Improvement of thermal stability of highly active species on SiO2 supported copper-ceria catalysts

Gonzalo Aguila; Rafael Calle; Sichem Guerrero; Patricio Baeza; Paulo Araya

doi:10.1039/d1ra06204b

Improvement of thermal stability of highly active species on SiO₂ supported copper-ceria catalysts

RSC Adv. 2021 Oct 11;11(53):33271-33275. doi: 10.1039/d1ra06204b. eCollection 2021 Oct 8.

Authors

Gonzalo Aguila¹, Rafael Calle², Sichem Guerrero³, Patricio Baeza⁴, Paulo Araya²

Affiliations

¹ Departamento de Ciencias de la Ingeniería, Facultad de Ingeniería, Universidad Andres Bello Antonio Varas 880 Santiago Chile gonzalo.aguila@unab.cl.
² Departamento de Ingeniería Química, Biotecnología y Materiales, Facultad de Ciencias Físicas y Matemáticas, Universidad de Chile Beauchef 851 Santiago Chile.
³ Facultad de Ingeniería y Ciencias Aplicadas, Universidad de los Andes, Monseñor Álvaro del Portillo Las Condes Santiago 12455 Chile.
⁴ Instituto de Química, Pontificia Universidad Católica de Valparaíso Casilla 4059 Valparaíso Chile.

Abstract

CuO-CeO₂/SiO₂ catalysts lose activity when they are calcined at 600 °C and temperatures above. This loss of activity was related to a decrease in the amount of highly dispersed Cu species interacting with Ce (CuO-CeO₂ interface) over the SiO₂ support. These species are highly active in CO oxidation, so this reaction was selected to conduct this study.

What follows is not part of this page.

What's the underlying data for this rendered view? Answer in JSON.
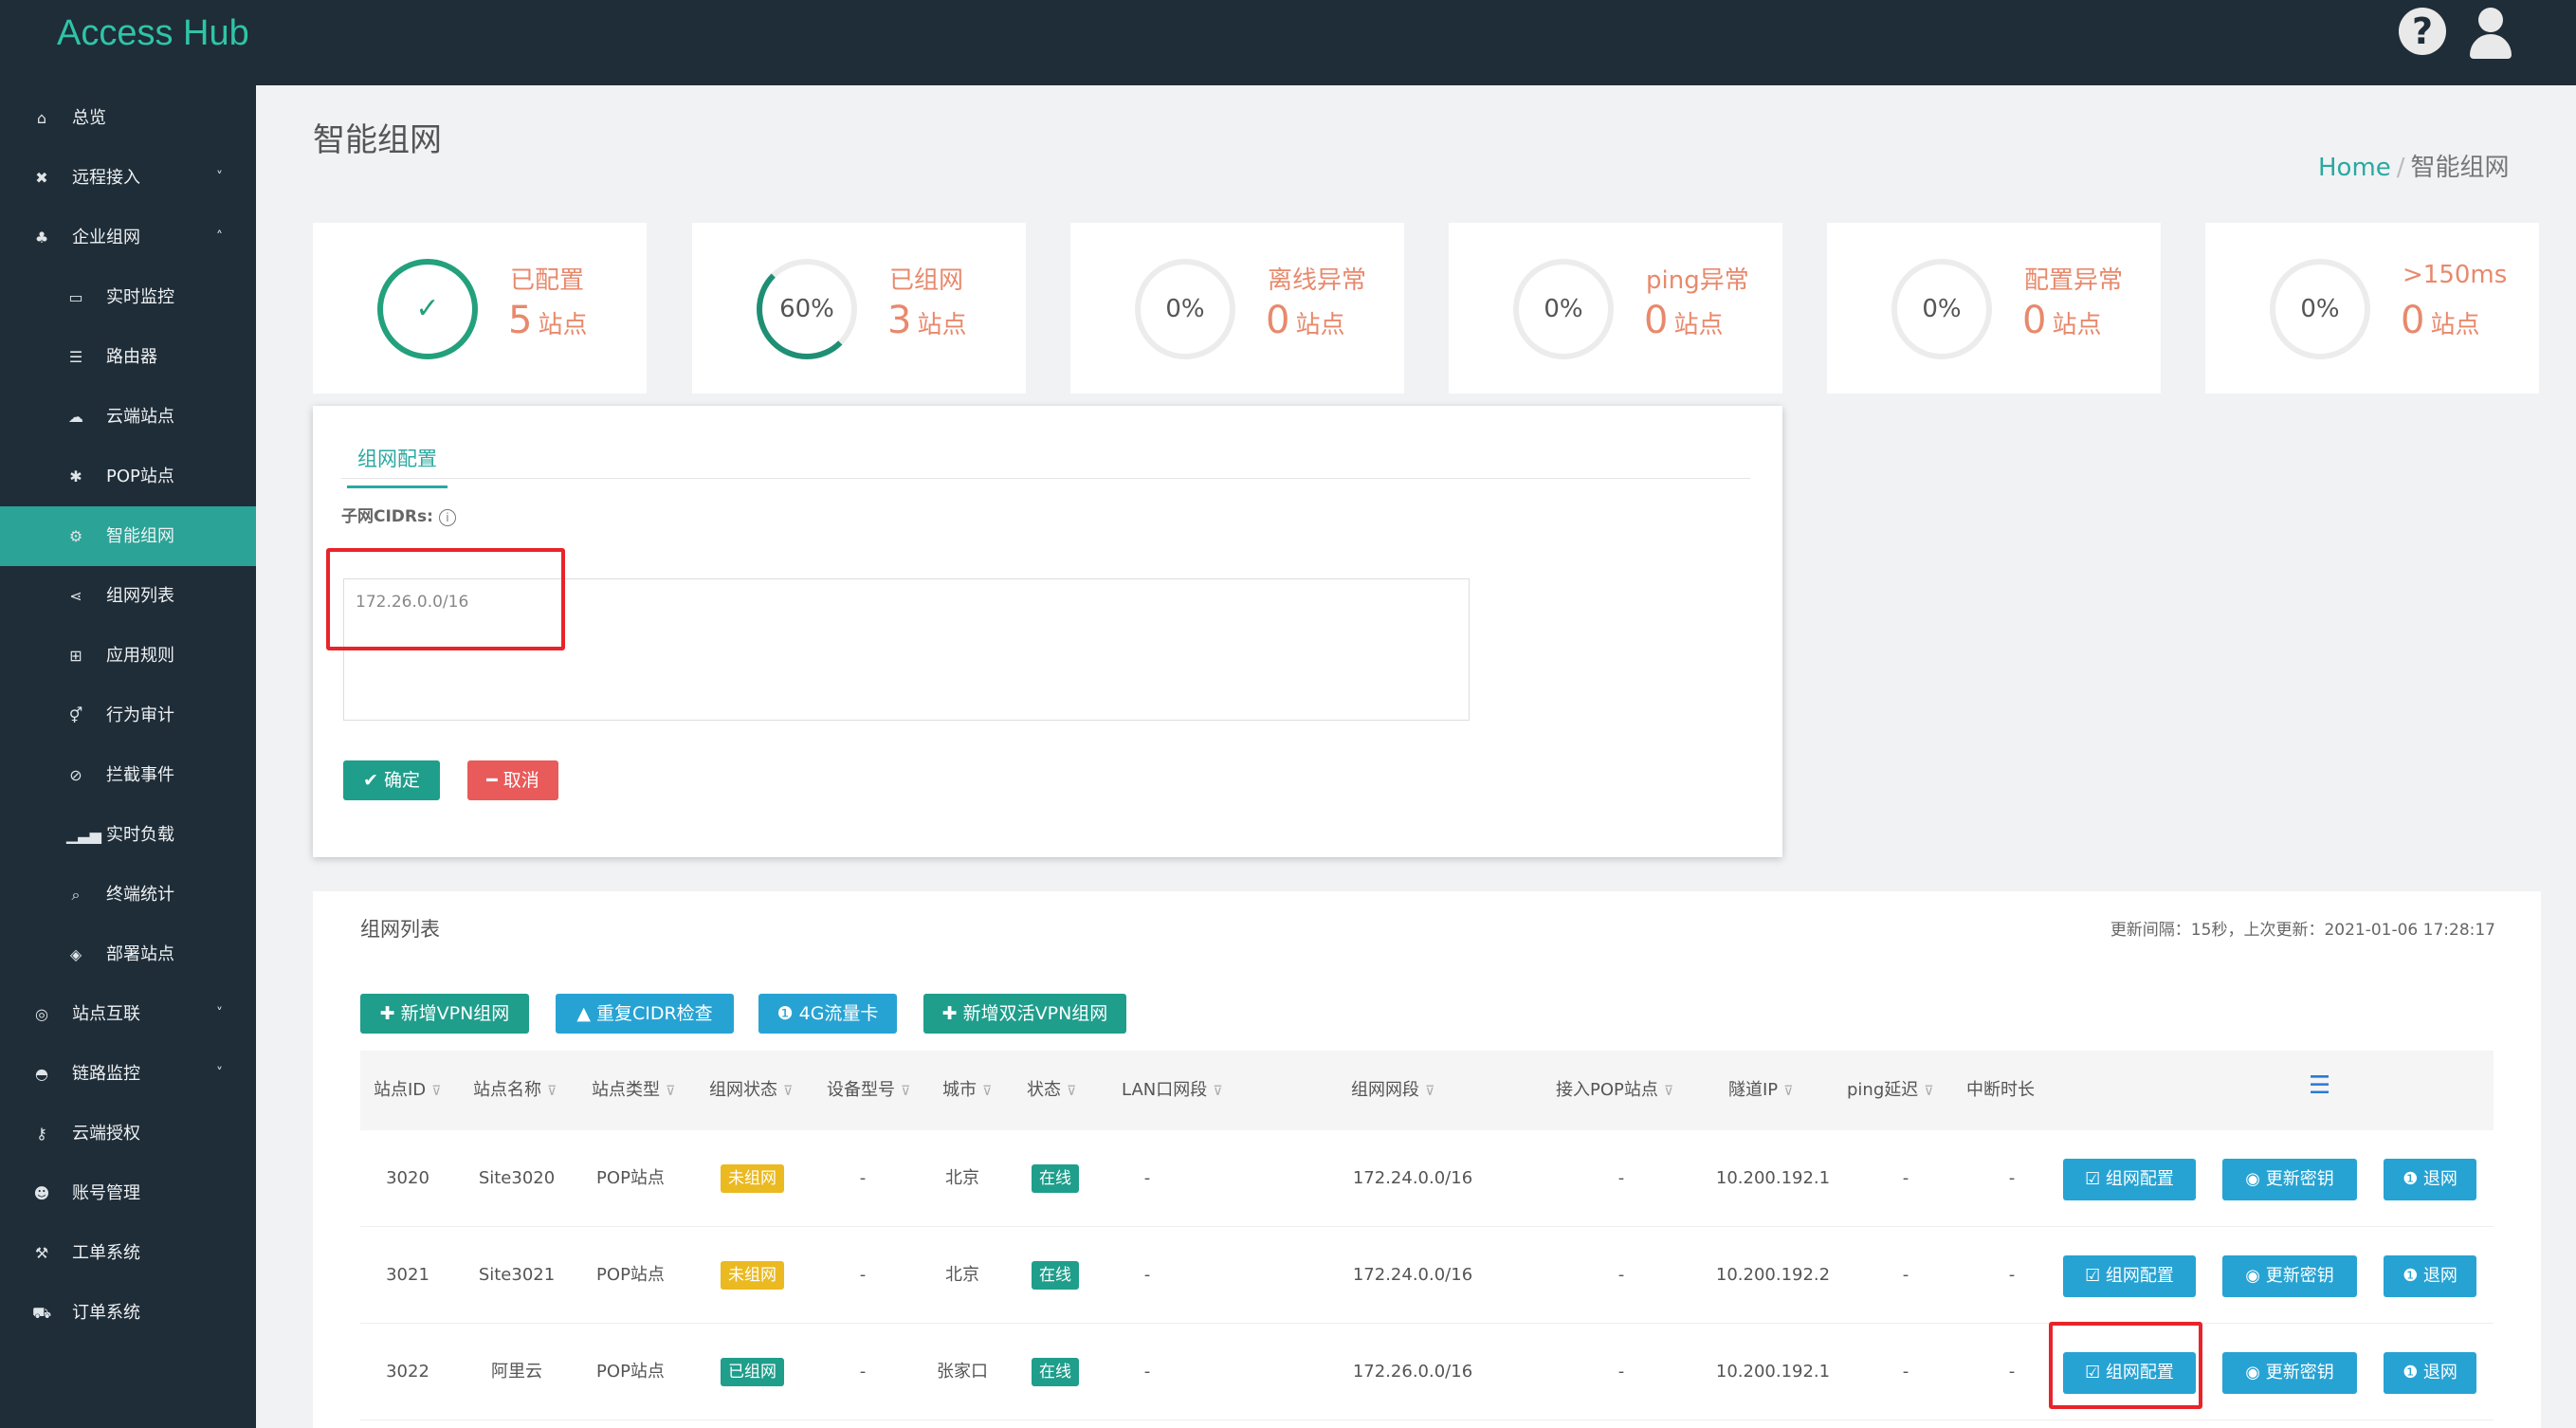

In order to avoid the activity loss in CuO-CeO₂/SiO₂ catalysts, the effect of high Ce loads (8, 16, 24, and 36%) on the thermal stability of these catalysts was studied. The results reveal that when increasing calcination temperature from 500 to 700 °C, the catalysts with Ce load equal to or higher than 24% increase the formation of highly dispersed Cu interacting with Ce and therefore the activity (90% of CO conversion at 120 °C). In catalysts with Ce load below 24%, Cu species agglomerate and decrease the activity (less than 5% of CO conversion at 120 °C).